As I was indicating earlier, this is not to be taken as a stupid game, and is seriously dangerous.
Before holding your breath you need to concentrate, saturate your body in oxygen by deep intense breathing for several minutes. And most important of all : be reasonable and do not attempt to go anywhere beyond your capacity.
One should actually not attempt such things without taking a medical exam.
No, I'm trying to save mattmns.
Gokul, thank you for calling for help!
edit... to be honest, I was just embarrassed with my low time: held my breath for about 30 seconds
I have to admit that I see little purpose in holding your breath for a prolonged period of time if you can't do anything else but hold your breath. It's probably more important to know how long you can function without air. How many tries you can make at rolling your kayak right side up before you'd better seriously consider bailing out; how long you can look for your lost contact lens on the bottom of a swimming pool; how long you have to unsnap your seatbelt and get out of your car after driving into a lake; how long you have to saw your feet off with a pocket knife after organized crime associates have tossed you into the river with a cement block; things like that.

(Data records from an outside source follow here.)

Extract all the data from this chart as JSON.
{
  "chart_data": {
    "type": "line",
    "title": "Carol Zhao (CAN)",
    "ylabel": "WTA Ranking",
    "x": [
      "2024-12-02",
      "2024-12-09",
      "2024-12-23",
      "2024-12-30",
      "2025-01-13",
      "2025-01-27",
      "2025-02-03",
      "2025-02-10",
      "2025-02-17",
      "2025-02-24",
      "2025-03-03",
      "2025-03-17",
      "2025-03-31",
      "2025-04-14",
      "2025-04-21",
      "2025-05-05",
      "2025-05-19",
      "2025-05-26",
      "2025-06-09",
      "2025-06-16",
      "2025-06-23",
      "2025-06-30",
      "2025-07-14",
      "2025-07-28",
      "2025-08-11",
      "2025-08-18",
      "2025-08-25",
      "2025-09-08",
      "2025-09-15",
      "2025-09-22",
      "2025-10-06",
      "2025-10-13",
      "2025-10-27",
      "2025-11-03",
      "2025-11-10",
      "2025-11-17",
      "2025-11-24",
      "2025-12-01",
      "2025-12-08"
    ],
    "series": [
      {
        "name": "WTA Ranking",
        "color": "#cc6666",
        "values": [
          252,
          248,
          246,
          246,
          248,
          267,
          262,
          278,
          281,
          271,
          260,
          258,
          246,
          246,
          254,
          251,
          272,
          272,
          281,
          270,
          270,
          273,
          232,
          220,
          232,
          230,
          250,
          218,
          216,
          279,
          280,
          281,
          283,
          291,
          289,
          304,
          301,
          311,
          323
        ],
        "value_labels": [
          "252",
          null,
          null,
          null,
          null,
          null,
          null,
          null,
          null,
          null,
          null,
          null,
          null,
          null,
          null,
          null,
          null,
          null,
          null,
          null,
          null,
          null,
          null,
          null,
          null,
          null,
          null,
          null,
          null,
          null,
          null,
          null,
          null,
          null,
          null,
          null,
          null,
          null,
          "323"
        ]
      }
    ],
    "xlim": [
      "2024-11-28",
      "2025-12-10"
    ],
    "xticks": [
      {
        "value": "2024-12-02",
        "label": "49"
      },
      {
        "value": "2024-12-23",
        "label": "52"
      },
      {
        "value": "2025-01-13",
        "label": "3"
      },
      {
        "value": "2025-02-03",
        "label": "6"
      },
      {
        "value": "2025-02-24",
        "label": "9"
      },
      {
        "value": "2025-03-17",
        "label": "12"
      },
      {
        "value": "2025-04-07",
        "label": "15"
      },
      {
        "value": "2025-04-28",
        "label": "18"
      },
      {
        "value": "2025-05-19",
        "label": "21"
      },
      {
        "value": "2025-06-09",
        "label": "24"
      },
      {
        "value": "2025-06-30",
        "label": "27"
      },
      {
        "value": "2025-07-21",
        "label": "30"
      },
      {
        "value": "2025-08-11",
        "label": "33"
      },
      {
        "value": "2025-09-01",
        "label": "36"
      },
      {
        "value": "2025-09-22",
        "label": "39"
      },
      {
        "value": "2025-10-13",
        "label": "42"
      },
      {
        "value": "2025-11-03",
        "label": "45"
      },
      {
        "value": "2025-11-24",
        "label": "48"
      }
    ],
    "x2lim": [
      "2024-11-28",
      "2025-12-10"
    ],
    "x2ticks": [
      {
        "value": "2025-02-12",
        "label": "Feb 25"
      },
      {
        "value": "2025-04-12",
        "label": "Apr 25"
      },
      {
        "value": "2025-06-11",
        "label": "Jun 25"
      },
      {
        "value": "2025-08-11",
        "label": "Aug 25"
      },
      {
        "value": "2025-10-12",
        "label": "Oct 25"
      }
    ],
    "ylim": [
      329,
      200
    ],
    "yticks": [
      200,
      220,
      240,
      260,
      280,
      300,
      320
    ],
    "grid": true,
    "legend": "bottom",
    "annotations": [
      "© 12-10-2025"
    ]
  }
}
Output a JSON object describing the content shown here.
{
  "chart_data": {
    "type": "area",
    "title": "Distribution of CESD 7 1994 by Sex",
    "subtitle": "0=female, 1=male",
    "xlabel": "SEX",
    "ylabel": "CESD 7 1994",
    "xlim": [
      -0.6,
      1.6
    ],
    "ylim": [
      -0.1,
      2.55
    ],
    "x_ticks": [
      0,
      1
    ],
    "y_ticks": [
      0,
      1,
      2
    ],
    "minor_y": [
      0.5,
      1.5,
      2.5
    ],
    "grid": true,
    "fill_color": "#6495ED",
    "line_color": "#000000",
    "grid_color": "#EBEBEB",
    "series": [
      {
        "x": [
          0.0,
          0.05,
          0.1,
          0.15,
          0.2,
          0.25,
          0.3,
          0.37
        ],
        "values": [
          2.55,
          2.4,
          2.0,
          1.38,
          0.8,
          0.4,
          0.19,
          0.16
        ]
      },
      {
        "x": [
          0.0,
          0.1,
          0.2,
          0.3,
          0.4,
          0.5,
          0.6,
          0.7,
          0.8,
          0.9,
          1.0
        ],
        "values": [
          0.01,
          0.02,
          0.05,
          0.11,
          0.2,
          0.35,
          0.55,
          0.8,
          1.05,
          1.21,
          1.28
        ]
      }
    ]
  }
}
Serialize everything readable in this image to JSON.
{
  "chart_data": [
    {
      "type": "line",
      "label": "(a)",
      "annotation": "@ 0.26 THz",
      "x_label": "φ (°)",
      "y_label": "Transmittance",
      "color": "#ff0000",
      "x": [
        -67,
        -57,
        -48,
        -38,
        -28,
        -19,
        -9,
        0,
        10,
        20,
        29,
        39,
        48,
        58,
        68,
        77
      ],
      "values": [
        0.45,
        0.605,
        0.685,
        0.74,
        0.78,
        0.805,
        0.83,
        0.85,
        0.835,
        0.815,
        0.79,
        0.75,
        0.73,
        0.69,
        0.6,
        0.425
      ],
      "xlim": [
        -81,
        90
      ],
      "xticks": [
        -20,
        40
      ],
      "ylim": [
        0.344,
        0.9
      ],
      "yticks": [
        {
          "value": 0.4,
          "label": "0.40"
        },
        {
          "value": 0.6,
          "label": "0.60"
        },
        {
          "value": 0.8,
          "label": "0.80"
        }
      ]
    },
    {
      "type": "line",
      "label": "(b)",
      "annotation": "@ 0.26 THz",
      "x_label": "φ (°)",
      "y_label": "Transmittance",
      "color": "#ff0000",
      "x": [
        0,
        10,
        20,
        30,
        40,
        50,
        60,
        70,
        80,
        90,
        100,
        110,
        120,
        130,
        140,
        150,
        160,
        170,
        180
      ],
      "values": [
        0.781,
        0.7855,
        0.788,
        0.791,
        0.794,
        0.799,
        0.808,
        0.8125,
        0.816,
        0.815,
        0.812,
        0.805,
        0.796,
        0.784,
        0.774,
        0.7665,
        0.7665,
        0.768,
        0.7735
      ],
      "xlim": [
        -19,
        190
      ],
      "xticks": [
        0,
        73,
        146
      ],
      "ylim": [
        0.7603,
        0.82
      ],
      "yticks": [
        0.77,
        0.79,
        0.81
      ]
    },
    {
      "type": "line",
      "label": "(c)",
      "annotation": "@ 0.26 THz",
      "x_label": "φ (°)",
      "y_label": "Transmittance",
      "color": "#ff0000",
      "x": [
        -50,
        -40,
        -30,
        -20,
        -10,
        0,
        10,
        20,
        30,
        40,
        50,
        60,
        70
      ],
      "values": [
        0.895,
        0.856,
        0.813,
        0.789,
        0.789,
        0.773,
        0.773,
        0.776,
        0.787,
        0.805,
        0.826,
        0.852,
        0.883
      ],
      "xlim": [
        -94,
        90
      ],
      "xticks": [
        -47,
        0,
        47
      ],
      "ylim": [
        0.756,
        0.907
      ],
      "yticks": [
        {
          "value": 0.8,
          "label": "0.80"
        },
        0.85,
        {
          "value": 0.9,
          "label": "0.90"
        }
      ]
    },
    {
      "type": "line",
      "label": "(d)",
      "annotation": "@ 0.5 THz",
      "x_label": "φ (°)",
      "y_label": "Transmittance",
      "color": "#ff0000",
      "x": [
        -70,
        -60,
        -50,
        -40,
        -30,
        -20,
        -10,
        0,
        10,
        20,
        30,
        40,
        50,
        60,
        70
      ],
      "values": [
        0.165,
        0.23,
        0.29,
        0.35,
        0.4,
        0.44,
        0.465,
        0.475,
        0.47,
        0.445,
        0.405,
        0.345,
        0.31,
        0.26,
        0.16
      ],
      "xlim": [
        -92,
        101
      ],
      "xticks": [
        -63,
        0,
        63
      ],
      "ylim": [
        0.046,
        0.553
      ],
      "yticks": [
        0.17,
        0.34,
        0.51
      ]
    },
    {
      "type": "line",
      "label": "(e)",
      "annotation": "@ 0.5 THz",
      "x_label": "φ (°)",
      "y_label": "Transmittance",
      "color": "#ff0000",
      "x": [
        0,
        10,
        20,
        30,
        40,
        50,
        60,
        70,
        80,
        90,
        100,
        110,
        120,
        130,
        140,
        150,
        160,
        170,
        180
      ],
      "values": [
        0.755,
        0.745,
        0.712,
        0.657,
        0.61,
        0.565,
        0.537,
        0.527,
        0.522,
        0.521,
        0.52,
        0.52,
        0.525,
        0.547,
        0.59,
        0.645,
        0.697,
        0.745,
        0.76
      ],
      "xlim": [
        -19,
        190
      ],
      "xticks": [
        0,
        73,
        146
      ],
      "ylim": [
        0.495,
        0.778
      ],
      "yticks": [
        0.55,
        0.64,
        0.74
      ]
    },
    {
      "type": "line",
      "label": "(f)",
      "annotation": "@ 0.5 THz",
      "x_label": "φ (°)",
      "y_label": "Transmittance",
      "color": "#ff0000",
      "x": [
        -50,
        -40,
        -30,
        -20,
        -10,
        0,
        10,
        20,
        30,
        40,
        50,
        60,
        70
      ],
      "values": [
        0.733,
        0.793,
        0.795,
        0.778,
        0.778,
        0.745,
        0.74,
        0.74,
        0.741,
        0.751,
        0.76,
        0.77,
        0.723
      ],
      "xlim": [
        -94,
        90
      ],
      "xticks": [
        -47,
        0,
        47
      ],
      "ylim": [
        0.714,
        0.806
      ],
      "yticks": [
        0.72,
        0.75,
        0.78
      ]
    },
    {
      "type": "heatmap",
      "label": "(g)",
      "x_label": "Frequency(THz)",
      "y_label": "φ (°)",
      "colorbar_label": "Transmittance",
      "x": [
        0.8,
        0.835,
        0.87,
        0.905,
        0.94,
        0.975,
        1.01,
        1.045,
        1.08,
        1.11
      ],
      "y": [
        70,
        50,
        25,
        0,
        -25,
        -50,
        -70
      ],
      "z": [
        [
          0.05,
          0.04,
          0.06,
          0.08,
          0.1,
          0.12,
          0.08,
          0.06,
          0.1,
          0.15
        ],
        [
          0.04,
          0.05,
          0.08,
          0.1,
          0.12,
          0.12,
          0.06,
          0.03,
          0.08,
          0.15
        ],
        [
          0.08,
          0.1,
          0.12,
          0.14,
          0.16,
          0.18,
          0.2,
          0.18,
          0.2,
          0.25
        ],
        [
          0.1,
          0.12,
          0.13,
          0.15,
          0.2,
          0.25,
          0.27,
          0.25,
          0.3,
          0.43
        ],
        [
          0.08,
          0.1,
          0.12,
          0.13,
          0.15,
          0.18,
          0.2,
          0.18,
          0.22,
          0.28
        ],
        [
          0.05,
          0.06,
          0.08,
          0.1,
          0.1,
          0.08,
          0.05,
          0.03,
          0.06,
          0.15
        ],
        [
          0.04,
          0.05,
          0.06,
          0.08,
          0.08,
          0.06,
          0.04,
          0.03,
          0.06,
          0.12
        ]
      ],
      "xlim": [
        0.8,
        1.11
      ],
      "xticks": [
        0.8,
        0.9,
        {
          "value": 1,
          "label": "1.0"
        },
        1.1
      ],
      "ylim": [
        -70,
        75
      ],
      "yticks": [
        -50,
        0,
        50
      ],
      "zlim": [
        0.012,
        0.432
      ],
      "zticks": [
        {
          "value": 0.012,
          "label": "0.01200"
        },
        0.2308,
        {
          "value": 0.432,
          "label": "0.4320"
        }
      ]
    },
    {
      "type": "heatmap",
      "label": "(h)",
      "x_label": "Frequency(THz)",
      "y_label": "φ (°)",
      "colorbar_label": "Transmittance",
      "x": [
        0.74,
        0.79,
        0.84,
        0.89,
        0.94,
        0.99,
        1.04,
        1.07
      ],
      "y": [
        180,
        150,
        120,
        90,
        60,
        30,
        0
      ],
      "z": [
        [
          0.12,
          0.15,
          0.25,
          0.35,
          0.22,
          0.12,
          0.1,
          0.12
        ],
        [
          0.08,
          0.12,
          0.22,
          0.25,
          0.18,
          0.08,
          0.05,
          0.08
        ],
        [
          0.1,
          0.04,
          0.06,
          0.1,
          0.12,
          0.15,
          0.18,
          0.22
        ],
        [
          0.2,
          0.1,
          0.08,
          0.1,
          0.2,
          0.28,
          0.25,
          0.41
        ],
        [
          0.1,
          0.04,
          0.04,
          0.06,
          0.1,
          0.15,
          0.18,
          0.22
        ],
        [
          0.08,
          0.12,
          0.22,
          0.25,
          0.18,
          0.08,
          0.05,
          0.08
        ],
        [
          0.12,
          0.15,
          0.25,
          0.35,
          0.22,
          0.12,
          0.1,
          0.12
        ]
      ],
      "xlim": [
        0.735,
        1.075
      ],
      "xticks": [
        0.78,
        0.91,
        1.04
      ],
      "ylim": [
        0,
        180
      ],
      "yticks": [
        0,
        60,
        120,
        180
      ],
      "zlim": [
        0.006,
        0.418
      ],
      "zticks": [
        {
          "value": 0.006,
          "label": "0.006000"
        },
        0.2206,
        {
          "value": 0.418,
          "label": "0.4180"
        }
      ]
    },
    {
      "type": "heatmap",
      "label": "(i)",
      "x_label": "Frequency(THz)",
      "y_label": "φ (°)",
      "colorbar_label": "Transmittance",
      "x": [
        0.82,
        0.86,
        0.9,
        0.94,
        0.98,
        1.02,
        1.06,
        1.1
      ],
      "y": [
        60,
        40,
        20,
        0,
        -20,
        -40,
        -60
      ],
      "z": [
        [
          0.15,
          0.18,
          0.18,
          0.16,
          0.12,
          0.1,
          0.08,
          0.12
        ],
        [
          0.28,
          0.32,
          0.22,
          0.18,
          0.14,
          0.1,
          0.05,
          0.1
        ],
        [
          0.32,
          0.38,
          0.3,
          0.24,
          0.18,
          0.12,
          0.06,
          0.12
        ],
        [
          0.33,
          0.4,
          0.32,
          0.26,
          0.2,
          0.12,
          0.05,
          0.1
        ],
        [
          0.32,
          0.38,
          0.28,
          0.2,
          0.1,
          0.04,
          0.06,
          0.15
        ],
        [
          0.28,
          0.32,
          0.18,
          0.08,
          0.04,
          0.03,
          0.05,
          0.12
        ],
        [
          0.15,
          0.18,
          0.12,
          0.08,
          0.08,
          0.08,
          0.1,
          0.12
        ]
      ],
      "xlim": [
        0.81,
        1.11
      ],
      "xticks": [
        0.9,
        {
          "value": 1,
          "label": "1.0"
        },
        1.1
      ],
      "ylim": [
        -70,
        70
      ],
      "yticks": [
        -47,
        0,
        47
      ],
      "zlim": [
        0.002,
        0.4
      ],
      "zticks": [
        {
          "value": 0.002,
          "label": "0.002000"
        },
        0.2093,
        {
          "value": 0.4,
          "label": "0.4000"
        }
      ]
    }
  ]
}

What if Predator was hunting you and the only way to avoid detection was to remain perfectly still underwater? You have to think realistically, here.
I use breath-holding to get rid of hiccups. But I don't take a deep breath and hold it; I breath all the way out, then hold it. I find I get to the near-panic state very quickly, and hiccups are gone, just like that.
I was gonna say...
"No smart-alecky answers," yet we have choices that go up to 30 minutes?
Those synchronized swimmers can hold their breaths for 4 minutes or so. The record is about five. I'm a life-long swimmer, and I can only get to two and a bit.
To stay underwater, without floating up, you need to hold your breath after exhaling. Now THAT hurts, but it is also effective in building lung capacity if repeated regularly.
If they're just sitting still while holding their breath?
During their routines, the top competitors can go 1 to 2 minutes straight with their head underwater, but that's obviously nowhere close to just sitting on the bottom of a pool. Those people are doing some serious work and are running a heart rate close to 200 beats per minute.